FARNHURST, William, of Chichester, Suss.

Published in The History of Parliament: the House of Commons 1386-1421, ed. J.S. Roskell, L. Clark, C. Rawcliffe., 1993
Available from Boydell and Brewer

Constituency

Dates

Mar. 1416
May 1421

Family and Education

?1s.

Offices Held

Biography

In about 1402 Agnes, widow of Richard Bales, petitioned the chancellor regarding the difficulties she had encountered while attempting to take ship from Chichester harbour to cross to Friesland to join her late husband. William Farnhurst and Thomas Hayne* (perhaps acting in the capacity of bailiffs of Chichester) had prevented her from taking passage and seized her possessions, valued at £40, which they then placed for safe-keeping in the custody of Thomas Fry, vicar of West Wittering, only for the latter to purloin the goods and refuse all requests for their return. She asked that Farnhurst and the others be summoned to Chancery to answer. More serious charges were to follow. At Whitsun in 1409 Farnhurst was sent by the mayor of Chichester along with John Dolyte* and Robert Stryvelyne* to recover from the chapel at Colworth a bag of gold hidden in the doorway there by one Thomas Knight, who was currently under arrest for abusing his master the prior of Hayling. The bag, sealed by the three men after they retrieved it, was found to contain 101 marks when opened in the mayor’s presence, which sum the bishop of Chichester and the Crown both promptly claimed.
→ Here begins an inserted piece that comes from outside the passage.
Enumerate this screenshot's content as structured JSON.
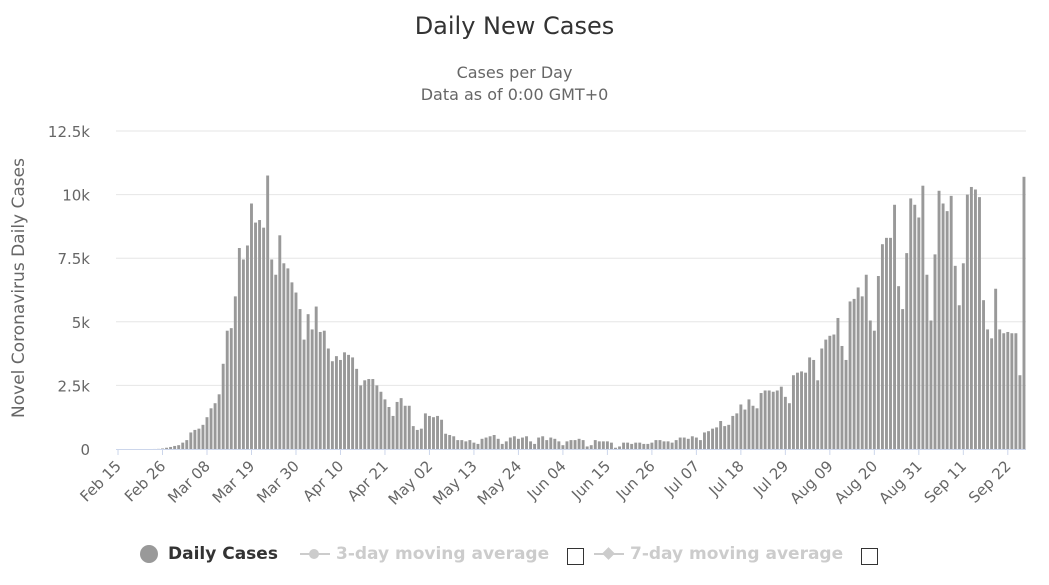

The three delegates and the mayor all saw fit to procure general pardons from the King on 19 July, but in November a local jury alleged that the bag had in fact contained £223, and, furthermore, that Farnhurst had made off with a silver belt belonging to Knight. The following Hilary term they were all summoned to the Exchequer to explain their actions.1

Presumably, Farnhurst was exonerated, and his four subsequent elections to Parliament for Chichester indicate that the citizens continued to hold him in respect. He served on a jury in the city in June 1418 called to value the property of Geoffrey Hebbe*, a fellow member of the mercantile community, who was being sued for debt. However, he himself was currently facing charges, in the court of common pleas, for failing to account for a period when he had acted as receiver for one of Hebbe’s relations, John Hebbe, a London draper, although he obtained a royal pardon of outlawry in the following month. Farnhurst attended the shire elections held at Chichester in March 1425, but is not recorded thereafter.2

Ref Volumes: 1386-1421

Author: L. S. Woodger

Notes

Or Varnhurst. According to VCH Suss. iii. 92 he was mayor of Chichester in Mich. 1417-18, but the source cited (CPR, 1416-22, p. 163) merely refers to him as ‘of Chichester, merchant ’.

  • 1. C1/3/71; E159/186 communia Hil. rot. 11; CPR, 1408-13, p. 99.
  • 2. C131/60/1; CPR, 1416-22, p. 163; C219/13/3. Henry Farnhurst, mayor of Chichester in 1431, may have been his son.